- Directed by: Neil Barsky
- Produced by: Jenny Carchman, Lindsey Megrue
- Edited by: Juliet Weber, Laura Madden
- Distributed by: Zeitgeist Films
- Release dates: October 8, 2012 (The Hamptons Film Festival); February 1, 2013;
- Running time: 95 minutes
- Country: United States
- Language: English
- Box office: $342,941

= Koch (film) =

Koch is a 2012 documentary film directed by Neil Barsky about former New York City Mayor Ed Koch. Koch premiered at the Hamptons International Film Festival on October 8, 2012 and is distributed by Zeitgeist Films. It opened theatrically in the United States on February 1, 2013 the day Koch's death was publicized.

==Plot==
First-time filmmaker and former Wall Street Journal reporter Neil Barsky's 2012 documentary film Koch explores the origins, career, and legacy of Edward Irving “Ed” Koch, who served as Mayor of New York City for three consecutive terms from 1978 to 1989. With candid interviews and rare archival footage, the film offers a close look at a man known for being intensely private in spite of his dynamic public persona, and chronicles the tumultuous events which marked his time in office – a fiercely competitive 1977 election, the 1980 transit strike, the burgeoning AIDS epidemic, landmark housing renewal initiatives, and an irreparable municipal corruption scandal. Poignant and often humorous, Koch is a portrait not only of one of New York's most iconic political figures, but of New York City itself at a time of radical upheaval and transformation.

==Cast==
- Ed Koch as himself

==Awards==
- 2012: Hamptons International Film Festival Official Selection
- 2012: Palm Springs Film Festival Official Selection
- 2013: Atlanta Jewish Film Festival Official Selection

==Reception==
"Both as a portrait of a changing New York City and the man who was at the epicentre of that evolution for over a decade, "Koch" is a delight.
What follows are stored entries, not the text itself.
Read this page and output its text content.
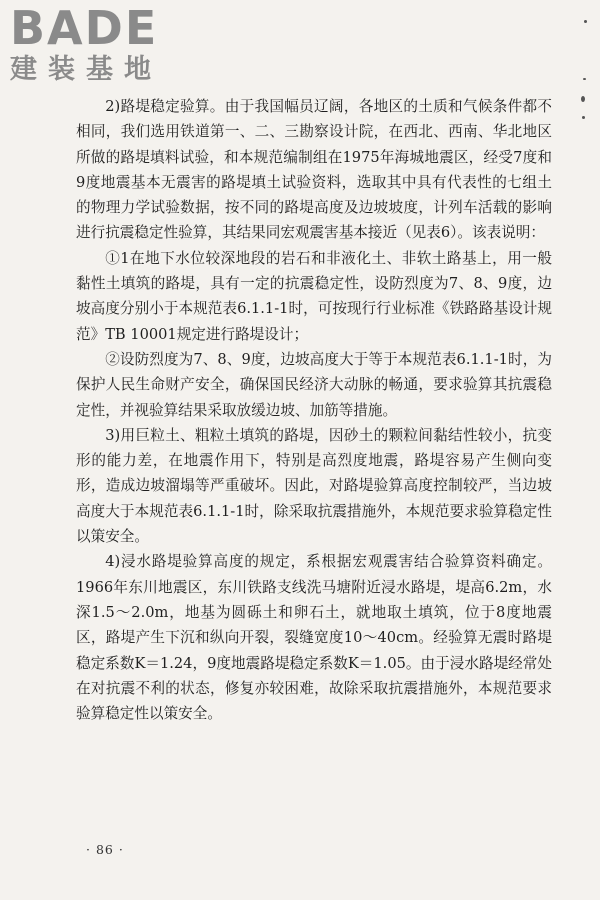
BADE
建装基地

2)路堤稳定验算。由于我国幅员辽阔，各地区的土质和气候条件都不相同，我们选用铁道第一、二、三勘察设计院，在西北、西南、华北地区所做的路堤填料试验，和本规范编制组在1975年海城地震区，经受7度和9度地震基本无震害的路堤填土试验资料，选取其中具有代表性的七组土的物理力学试验数据，按不同的路堤高度及边坡坡度，计列车活载的影响进行抗震稳定性验算，其结果同宏观震害基本接近（见表6）。该表说明：

①1在地下水位较深地段的岩石和非液化土、非软土路基上，用一般黏性土填筑的路堤，具有一定的抗震稳定性，设防烈度为7、8、9度，边坡高度分别小于本规范表6.1.1-1时，可按现行行业标准《铁路路基设计规范》TB 10001规定进行路堤设计；

②设防烈度为7、8、9度，边坡高度大于等于本规范表6.1.1-1时，为保护人民生命财产安全，确保国民经济大动脉的畅通，要求验算其抗震稳定性，并视验算结果采取放缓边坡、加筋等措施。

3)用巨粒土、粗粒土填筑的路堤，因砂土的颗粒间黏结性较小，抗变形的能力差，在地震作用下，特别是高烈度地震，路堤容易产生侧向变形，造成边坡溜塌等严重破坏。因此，对路堤验算高度控制较严，当边坡高度大于本规范表6.1.1-1时，除采取抗震措施外，本规范要求验算稳定性以策安全。

4)浸水路堤验算高度的规定，系根据宏观震害结合验算资料确定。1966年东川地震区，东川铁路支线洗马塘附近浸水路堤，堤高6.2m，水深1.5～2.0m，地基为圆砾土和卵石土，就地取土填筑，位于8度地震区，路堤产生下沉和纵向开裂，裂缝宽度10～40cm。经验算无震时路堤稳定系数K＝1.24，9度地震路堤稳定系数K＝1.05。由于浸水路堤经常处在对抗震不利的状态，修复亦较困难，故除采取抗震措施外，本规范要求验算稳定性以策安全。

· 86 ·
It's a compelling, never dull time capsule that isn't so much a celebration of Ed Koch, as an honorable and entertaining study of exactly the kind of flawed and principled man that New Yorkers love to get behind. And they did."
-Kevin Jagernauth, Indiewire

"Though it spends time with Mr. Koch in the present and summarizes his premayoral life (some of it spent in Newark), “Koch” is above all a chronicle of New York civic life from 1977 to 1989... It is hardly an uncritical account of Mr. Koch's dozen years as mayor, but time has a way of turning the furious political battles of the past into amusing war stories, and of softening old enmities."